The Optics of Disunity

Politics is as much about perception as it is about numbers. While the NDA—anchored by the BJP and JD(U)—has projected a well-coordinated partnership, the INDIA bloc looks rudderless. To the average voter, the image of chaos may matter more than the details of seat distribution. Every day of delay, every leaked disagreement, chips away at the alliance’s credibility.

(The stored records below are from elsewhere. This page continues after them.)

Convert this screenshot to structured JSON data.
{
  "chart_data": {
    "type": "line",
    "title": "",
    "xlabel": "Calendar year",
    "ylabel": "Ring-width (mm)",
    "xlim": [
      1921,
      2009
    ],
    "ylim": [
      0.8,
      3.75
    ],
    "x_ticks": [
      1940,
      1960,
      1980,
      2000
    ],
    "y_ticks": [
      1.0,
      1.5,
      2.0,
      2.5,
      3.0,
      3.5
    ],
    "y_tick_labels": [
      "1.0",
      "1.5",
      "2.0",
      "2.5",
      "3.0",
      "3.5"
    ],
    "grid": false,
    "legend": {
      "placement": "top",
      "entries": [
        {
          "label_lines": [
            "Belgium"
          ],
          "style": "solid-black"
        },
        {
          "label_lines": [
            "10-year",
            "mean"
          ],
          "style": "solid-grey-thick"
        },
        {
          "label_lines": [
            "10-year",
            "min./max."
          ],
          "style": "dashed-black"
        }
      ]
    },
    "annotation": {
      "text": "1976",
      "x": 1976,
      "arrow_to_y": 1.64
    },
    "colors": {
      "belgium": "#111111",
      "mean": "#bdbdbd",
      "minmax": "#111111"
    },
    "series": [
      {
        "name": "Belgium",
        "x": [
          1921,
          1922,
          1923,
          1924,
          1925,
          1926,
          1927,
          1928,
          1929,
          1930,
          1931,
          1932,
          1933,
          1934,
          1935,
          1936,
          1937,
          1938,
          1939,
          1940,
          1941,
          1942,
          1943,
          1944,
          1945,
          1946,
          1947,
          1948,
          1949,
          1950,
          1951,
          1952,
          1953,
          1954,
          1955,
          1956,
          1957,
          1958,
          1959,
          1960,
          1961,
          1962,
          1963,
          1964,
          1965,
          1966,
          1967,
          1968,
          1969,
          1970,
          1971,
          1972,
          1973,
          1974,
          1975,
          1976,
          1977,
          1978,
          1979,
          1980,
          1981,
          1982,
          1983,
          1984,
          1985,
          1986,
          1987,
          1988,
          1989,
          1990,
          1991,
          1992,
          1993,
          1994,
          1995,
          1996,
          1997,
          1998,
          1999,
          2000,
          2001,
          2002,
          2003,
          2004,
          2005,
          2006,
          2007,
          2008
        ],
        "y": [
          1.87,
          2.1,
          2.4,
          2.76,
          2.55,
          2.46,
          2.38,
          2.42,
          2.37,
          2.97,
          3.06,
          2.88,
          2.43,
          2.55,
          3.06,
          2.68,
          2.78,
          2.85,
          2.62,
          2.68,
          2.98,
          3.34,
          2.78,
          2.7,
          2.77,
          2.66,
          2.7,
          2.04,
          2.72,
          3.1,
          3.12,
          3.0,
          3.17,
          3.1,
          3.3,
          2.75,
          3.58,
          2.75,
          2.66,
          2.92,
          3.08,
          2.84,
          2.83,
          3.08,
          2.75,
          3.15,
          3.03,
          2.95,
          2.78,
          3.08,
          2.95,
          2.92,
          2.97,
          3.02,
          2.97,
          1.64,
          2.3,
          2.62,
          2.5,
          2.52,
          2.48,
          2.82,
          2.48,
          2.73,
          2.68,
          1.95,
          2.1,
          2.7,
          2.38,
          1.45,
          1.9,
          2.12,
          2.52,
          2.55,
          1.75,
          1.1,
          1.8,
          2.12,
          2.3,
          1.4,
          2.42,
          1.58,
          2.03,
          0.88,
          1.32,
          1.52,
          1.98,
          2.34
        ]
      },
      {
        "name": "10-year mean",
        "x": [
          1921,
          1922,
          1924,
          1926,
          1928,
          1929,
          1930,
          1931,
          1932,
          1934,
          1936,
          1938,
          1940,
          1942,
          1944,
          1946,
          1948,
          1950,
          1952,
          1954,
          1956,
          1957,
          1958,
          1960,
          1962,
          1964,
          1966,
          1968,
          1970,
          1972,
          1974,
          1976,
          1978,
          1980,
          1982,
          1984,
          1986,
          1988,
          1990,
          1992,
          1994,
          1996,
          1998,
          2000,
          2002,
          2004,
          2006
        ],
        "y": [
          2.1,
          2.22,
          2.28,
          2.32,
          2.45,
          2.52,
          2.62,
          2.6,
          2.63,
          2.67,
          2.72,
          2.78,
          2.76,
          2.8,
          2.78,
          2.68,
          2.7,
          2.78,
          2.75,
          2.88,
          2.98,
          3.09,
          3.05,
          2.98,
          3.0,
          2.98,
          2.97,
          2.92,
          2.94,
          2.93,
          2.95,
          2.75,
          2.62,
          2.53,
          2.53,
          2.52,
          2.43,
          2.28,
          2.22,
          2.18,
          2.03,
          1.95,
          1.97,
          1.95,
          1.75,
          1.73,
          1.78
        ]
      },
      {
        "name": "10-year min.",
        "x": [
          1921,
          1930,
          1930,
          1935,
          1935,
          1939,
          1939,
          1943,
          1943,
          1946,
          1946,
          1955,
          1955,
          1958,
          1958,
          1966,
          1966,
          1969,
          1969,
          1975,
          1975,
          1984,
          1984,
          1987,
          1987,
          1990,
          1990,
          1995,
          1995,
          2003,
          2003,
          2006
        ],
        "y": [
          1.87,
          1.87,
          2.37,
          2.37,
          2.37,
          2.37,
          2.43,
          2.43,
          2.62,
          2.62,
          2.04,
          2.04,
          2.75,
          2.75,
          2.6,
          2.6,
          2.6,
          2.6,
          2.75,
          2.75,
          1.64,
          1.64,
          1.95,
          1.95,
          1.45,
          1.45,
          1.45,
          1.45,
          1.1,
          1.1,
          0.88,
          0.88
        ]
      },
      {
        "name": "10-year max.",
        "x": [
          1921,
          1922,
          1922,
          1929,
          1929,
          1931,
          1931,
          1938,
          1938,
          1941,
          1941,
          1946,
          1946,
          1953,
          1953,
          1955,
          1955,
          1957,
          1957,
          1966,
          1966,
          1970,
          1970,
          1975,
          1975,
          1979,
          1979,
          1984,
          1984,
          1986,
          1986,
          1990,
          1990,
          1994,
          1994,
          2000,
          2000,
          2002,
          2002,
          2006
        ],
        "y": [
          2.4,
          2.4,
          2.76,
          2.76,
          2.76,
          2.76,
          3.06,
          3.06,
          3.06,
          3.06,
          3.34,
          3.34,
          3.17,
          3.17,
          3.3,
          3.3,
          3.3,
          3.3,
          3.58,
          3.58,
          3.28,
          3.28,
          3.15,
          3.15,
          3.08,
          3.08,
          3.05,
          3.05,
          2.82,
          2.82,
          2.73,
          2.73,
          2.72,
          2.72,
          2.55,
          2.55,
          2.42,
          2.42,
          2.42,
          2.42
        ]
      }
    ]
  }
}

In Bihar’s political theatre, perception becomes persuasion. When one alliance appears unified and the other fragmented, voters tend to gravitate toward stability. The INDIA bloc’s inability to communicate a single, coherent narrative risks undermining whatever advantage it had as an anti-incumbent force.
What This Chaos Reveals

The unfolding seat-sharing fiasco reveals a deeper structural weakness. The INDIA bloc was built on the idea of collective opposition to the BJP, but it never evolved into a cohesive political identity. Its partners share a common enemy, not a common agenda. The RJD’s socialist base, Congress’s centrist ideology, and the Left’s class politics make for an uneasy alliance at best. Add personal egos, local rivalries, and conflicting ambitions—and the result is the mess we see today.

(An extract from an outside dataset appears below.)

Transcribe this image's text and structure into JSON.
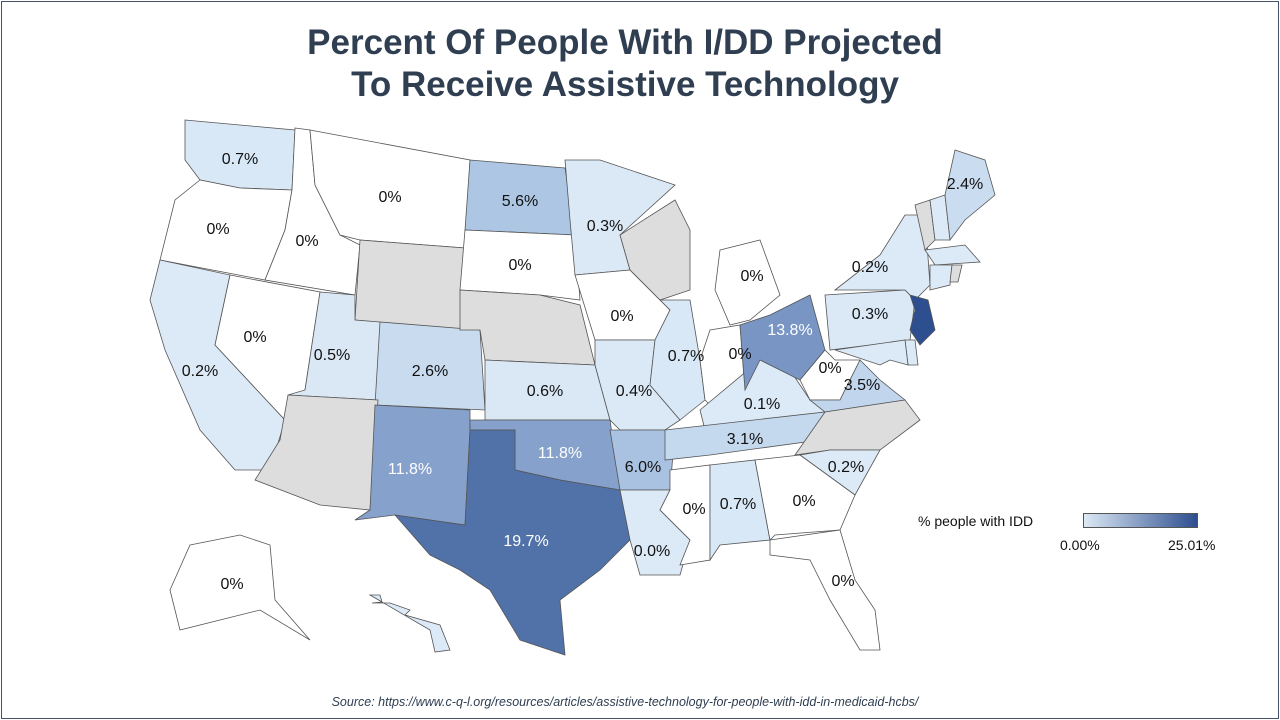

Moreover, the timing couldn’t be worse. Voters are watching closely, and any perception of infighting can prove fatal. The NDA, by contrast, has already finalized its seat distribution—BJP and JD(U) contesting 101 seats each—projecting stability and coordination. If the INDIA bloc fails to resolve its disputes before the campaign intensifies, the outcome may be decided before a single vote is cast.
A Coalition at Crossroads

In my view, the INDIA bloc’s greatest weakness lies in its inability to translate intent into institution. Grand speeches about unity are meaningless if alliances can’t agree on who contests which seat. The Congress’s internal dysfunction, the RJD’s assertiveness, and the smaller allies’ frustration are symptoms of a larger leadership vacuum. For a coalition claiming to represent Bharat’s democratic alternative, this level of chaos is self-defeating.

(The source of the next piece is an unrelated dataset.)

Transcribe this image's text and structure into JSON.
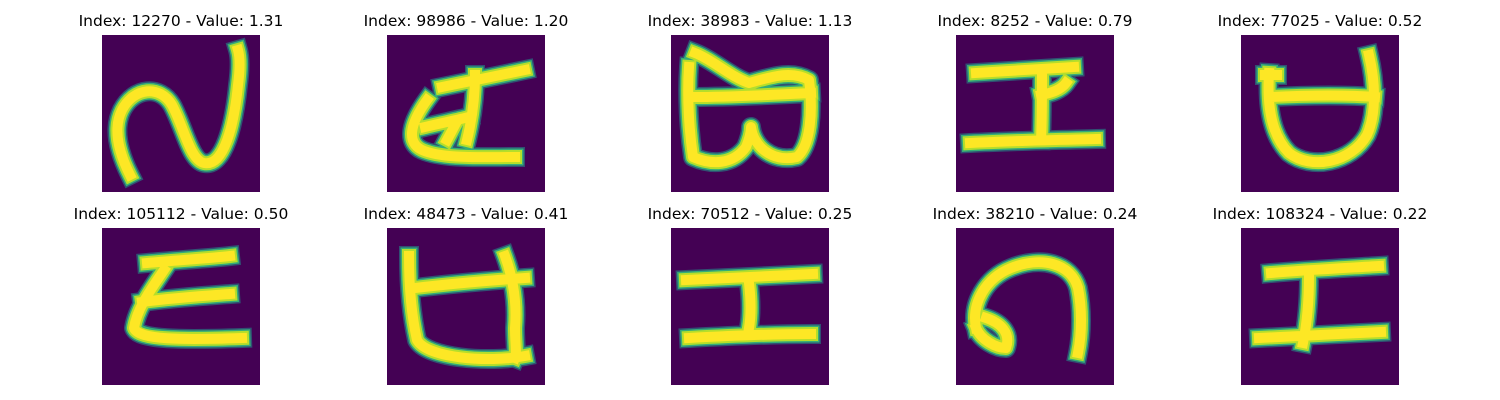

If the bloc hopes to salvage credibility, it must act swiftly and decisively. Seat disputes must be settled transparently, local leaders disciplined, and messaging unified. The alliance needs to show that it stands for something larger than power-sharing arithmetic—perhaps a renewed promise of governance that values inclusion and stability.
Time Is Running Out
The Great Grand Alliance’s seat-sharing chaos has turned what should have been a moment of collective resurgence into a crisis of coordination. Unless the INDIA bloc swiftly mends its fractures and projects unity before the withdrawal deadline, it risks losing not just seats but the larger narrative of being a viable alternative. The NDA, watching from the sidelines, could not have asked for a better gift.
In politics, disunity is rarely forgiven, and in Bihar’s fiercely competitive landscape, it is often punished. The INDIA bloc must decide—will it continue to quarrel over turf, or finally unite over purpose? The answer may well determine not just the Bihar election, but the future of the national opposition project itself.